未来の自分自身に向けた覚え書き

【崩れる皮膚】

病気が全身にひろがったのである。潰瘍は依然としてなおらず、寄生虫も、退治するどころか、かえって増殖する結果になったが、それだけでなく、腐敗した肩に腫瘍が現われ、さらにつづいて、中世で非常に怖れられた病気がはじまった。それは丹毒で、右腕をおかし、肉を骨まで焼きつくした。神経がねじれ、一本をのぞいて全部はじけてしまった。[…]その頭もやがて腐ってきた。[…]額は髪の生え際から鼻の真ん中まで裂けた。顎は下唇のしたではがれ、口が腫れあがった。[…]最後に、喉頭炎で呼吸もできなくなったあとで、口や耳や鼻から血を流し、その夥しい分量で、ベッドがぐしょぐしょになるくらいであった。(54ページ)

やがて、これらかずかずの病気のうえに、それまでは無難だった肺臓がやられはじめた。全身に紫色の皮下溢血がちらばり、それから赤銅色の膿疱と瘍ができた。[…]次は肺臓と肝臓にカリエスが起こり、それから癌が鶴嘴のような穴をうがち、肉の奥深く進んで腐蝕させた。最後に、ペストがオランダを襲ったとき、彼女はまっさきにかかった。鼠蹊部と心臓部に腫瘍が二つできた。[…]三番目の腫瘍がすぐ頬にできてきた。(55ページ)

しかし、彼女の魂は、あのように引きちぎられた身体や虫にくわれて穴だらけになった衣のなかで、果たして堅固であったろうか。(60ページ)

しかし、そのあいだにも、病気の群れは彼女を引き裂きつづけ、狂気のすさまじさで彼女に襲いかかった。彼女の腹は、まるで熟した果物のように、ついに割れてしまった。内臓を押しもどして外へ流れだすのをふせぐために、毛布のクッションを当てておかねばならなかった。やがて、ベッドのシーツをかえるために動かすときには、手足をタオルやテーブル・クロスでしっかり縛らなければならなくなった。そうしなければ、世話をする人々の手のなかで身体がばらばらに分解してしまう心配があったからである。(78ページ)

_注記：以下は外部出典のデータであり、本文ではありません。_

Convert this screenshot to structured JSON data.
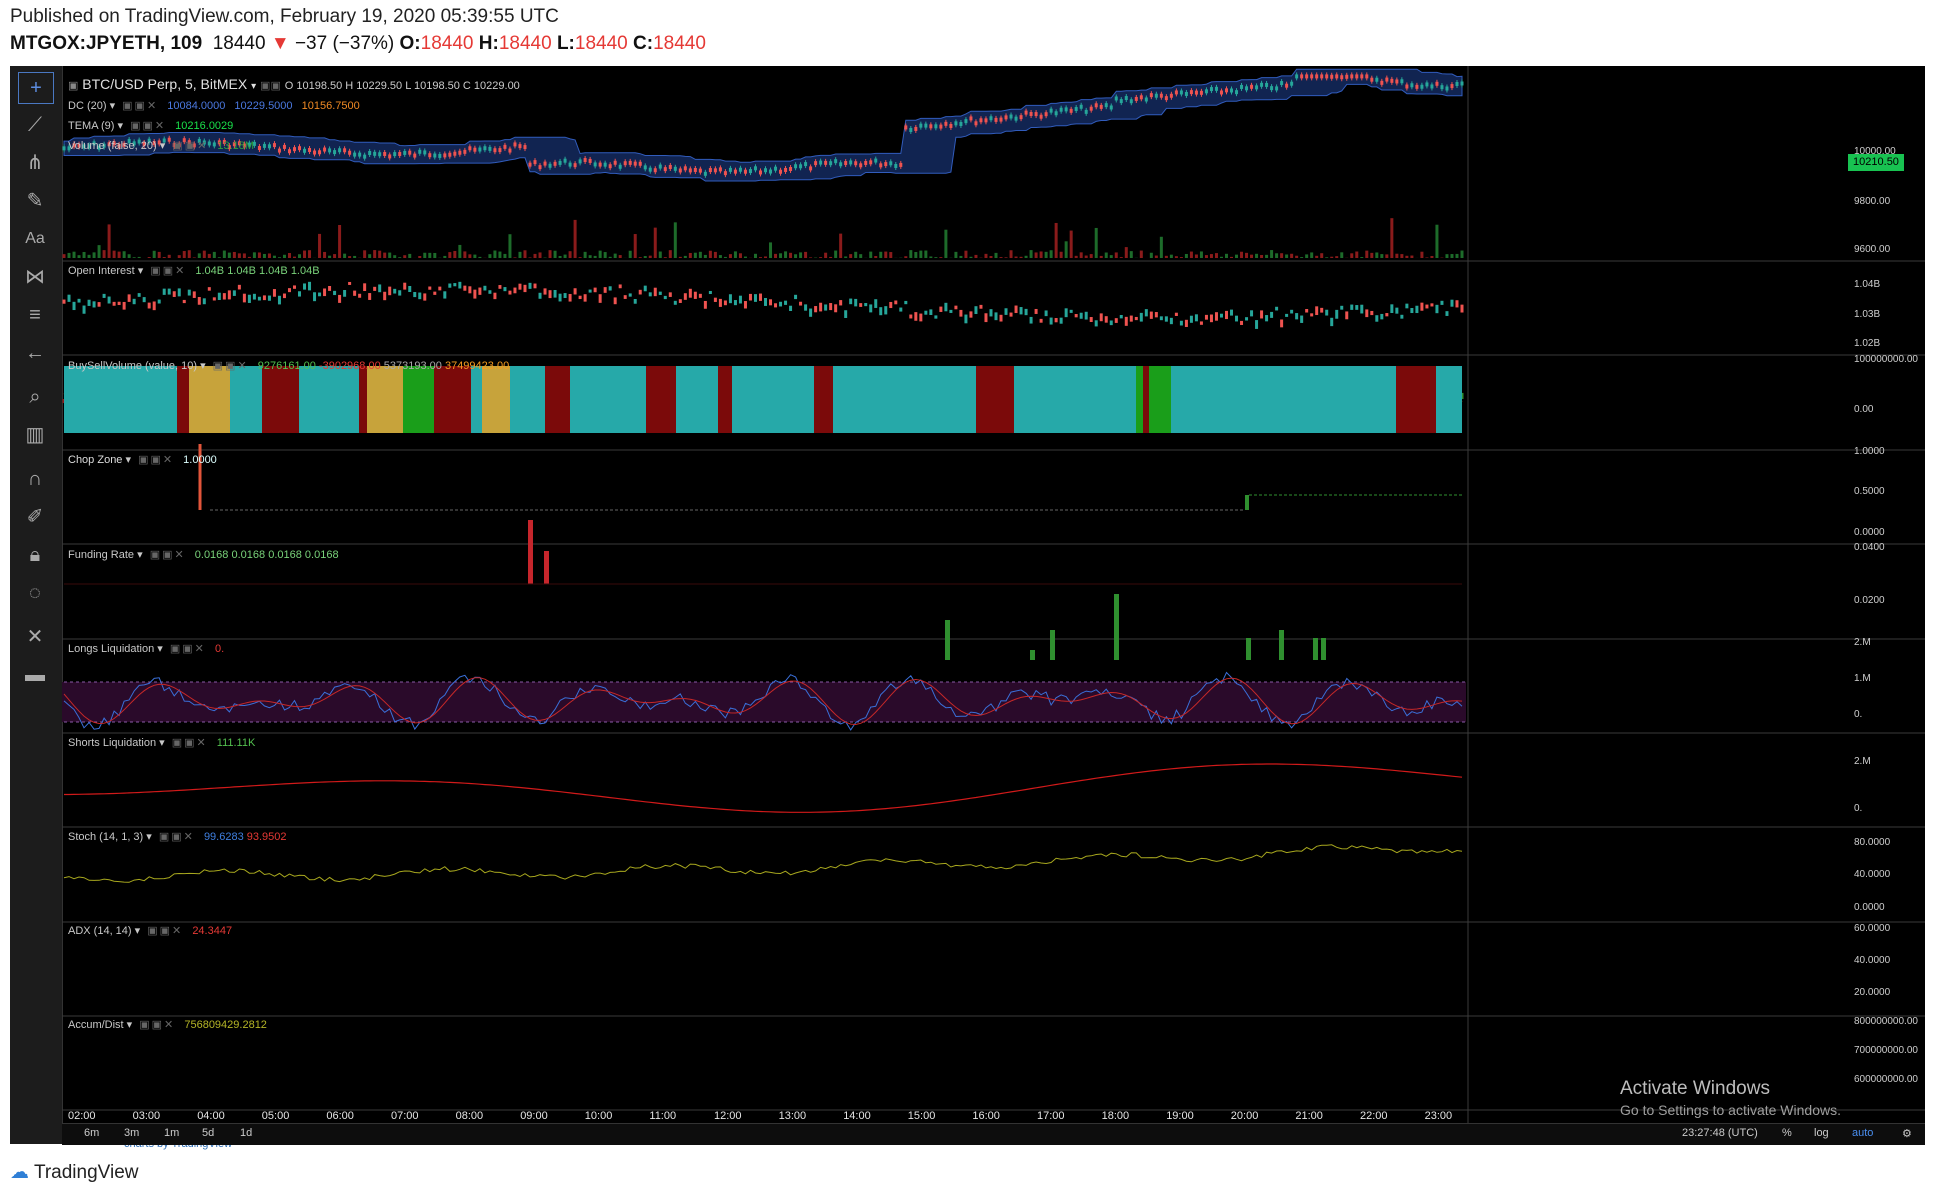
{
  "header": {
    "published": "Published on TradingView.com, February 19, 2020 05:39:55 UTC",
    "symbol": "MTGOX:JPYETH, 109",
    "price": "18440",
    "change": "−37 (−37%)",
    "o_label": "O:",
    "o": "18440",
    "h_label": "H:",
    "h": "18440",
    "l_label": "L:",
    "l": "18440",
    "c_label": "C:",
    "c": "18440"
  },
  "main": {
    "title": "BTC/USD Perp, 5, BitMEX",
    "ohlc": "O 10198.50  H 10229.50  L 10198.50  C 10229.00",
    "price_badge": "10210.50",
    "indicators": [
      {
        "name": "DC (20)",
        "values": [
          "10084.0000",
          "10229.5000",
          "10156.7500"
        ]
      },
      {
        "name": "TEMA (9)",
        "values": [
          "10216.0029"
        ]
      },
      {
        "name": "Volume (false, 20)",
        "values": [
          "13.18M"
        ]
      }
    ],
    "axis": [
      "10000.00",
      "9800.00",
      "9600.00"
    ]
  },
  "panes": [
    {
      "id": "oi",
      "name": "Open Interest",
      "values": [
        "1.04B",
        "1.04B",
        "1.04B",
        "1.04B"
      ],
      "axis": [
        "1.04B",
        "1.03B",
        "1.02B"
      ]
    },
    {
      "id": "bsv",
      "name": "BuySellVolume (value, 10)",
      "values": [
        "9276161.00",
        "-3902968.00",
        "5373193.00",
        "37499423.00"
      ],
      "axis": [
        "100000000.00",
        "0.00"
      ]
    },
    {
      "id": "chop",
      "name": "Chop Zone",
      "values": [
        "1.0000"
      ],
      "axis": [
        "1.0000",
        "0.5000",
        "0.0000"
      ]
    },
    {
      "id": "fund",
      "name": "Funding Rate",
      "values": [
        "0.0168",
        "0.0168",
        "0.0168",
        "0.0168"
      ],
      "axis": [
        "0.0400",
        "0.0200"
      ]
    },
    {
      "id": "longs",
      "name": "Longs Liquidation",
      "values": [
        "0."
      ],
      "axis": [
        "2.M",
        "1.M",
        "0."
      ]
    },
    {
      "id": "shorts",
      "name": "Shorts Liquidation",
      "values": [
        "111.11K"
      ],
      "axis": [
        "2.M",
        "0."
      ]
    },
    {
      "id": "stoch",
      "name": "Stoch (14, 1, 3)",
      "values": [
        "99.6283",
        "93.9502"
      ],
      "axis": [
        "80.0000",
        "40.0000",
        "0.0000"
      ]
    },
    {
      "id": "adx",
      "name": "ADX (14, 14)",
      "values": [
        "24.3447"
      ],
      "axis": [
        "60.0000",
        "40.0000",
        "20.0000"
      ]
    },
    {
      "id": "ad",
      "name": "Accum/Dist",
      "values": [
        "756809429.2812"
      ],
      "axis": [
        "800000000.00",
        "700000000.00",
        "600000000.00"
      ]
    }
  ],
  "time_axis": [
    "02:00",
    "03:00",
    "04:00",
    "05:00",
    "06:00",
    "07:00",
    "08:00",
    "09:00",
    "10:00",
    "11:00",
    "12:00",
    "13:00",
    "14:00",
    "15:00",
    "16:00",
    "17:00",
    "18:00",
    "19:00",
    "20:00",
    "21:00",
    "22:00",
    "23:00"
  ],
  "bottom_bar": {
    "timeframes": [
      "6m",
      "3m",
      "1m",
      "5d",
      "1d"
    ],
    "clock": "23:27:48 (UTC)",
    "pct": "%",
    "log": "log",
    "auto": "auto"
  },
  "watermark": {
    "line1": "Activate Windows",
    "line2": "Go to Settings to activate Windows."
  },
  "chart_brand": "charts by TradingView",
  "footer": "TradingView",
  "colors": {
    "up": "#26a69a",
    "down": "#ef5350",
    "dc_band": "#1e3a7a",
    "chop_cyan": "#26a9a9",
    "chop_red": "#7b0a0a",
    "stoch_bg": "#2a0a2a"
  }
}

【c.f. 19世紀文学における「爛れる皮膚、崩れる顔」】

ナナは顔を仰向けに、蝋燭の光に照らされて、ただ一人残された。それはクッションの上に投げ捨てられた腐肉と、液体と、血潮の堆積にすぎず、それらの貯蔵器であった。天然痘の小さな膿疱が顔中を隙間もなく埋めていた。そして肌の色は褪せ、頬は落ち窪んで、泥のような惨めな顔色をしたナナの姿には、どこを探しても昔日の面影はなく、形は崩れて、まるで土の上に黴が生えているようだった。左の眼は化膿して、つぶれてしまっていた。右の眼は、半ば開いて、黒い腐った穴のように窪んでいた。鼻からは、まだ膿汁が出ていた。赤味がかった膿疱は頬から物凄い笑みを浮べてひきつっている口の方までも覆っていた。そして、この死の恐ろしい怪奇な顔の上を、あの美しい娘が、太陽のような艶を今も失わずに、金色の小川のように流れていた。ヴィナスの姿は破壊されていた。それはあたかもどぶの中に棄てられていた屍体からナナの手で採取された毒素――ナナがそれによって多くの人々を毒殺したあの毒素が、今度はナナの顔に帰ってきてそれを腐らせてしまったのだとも言える。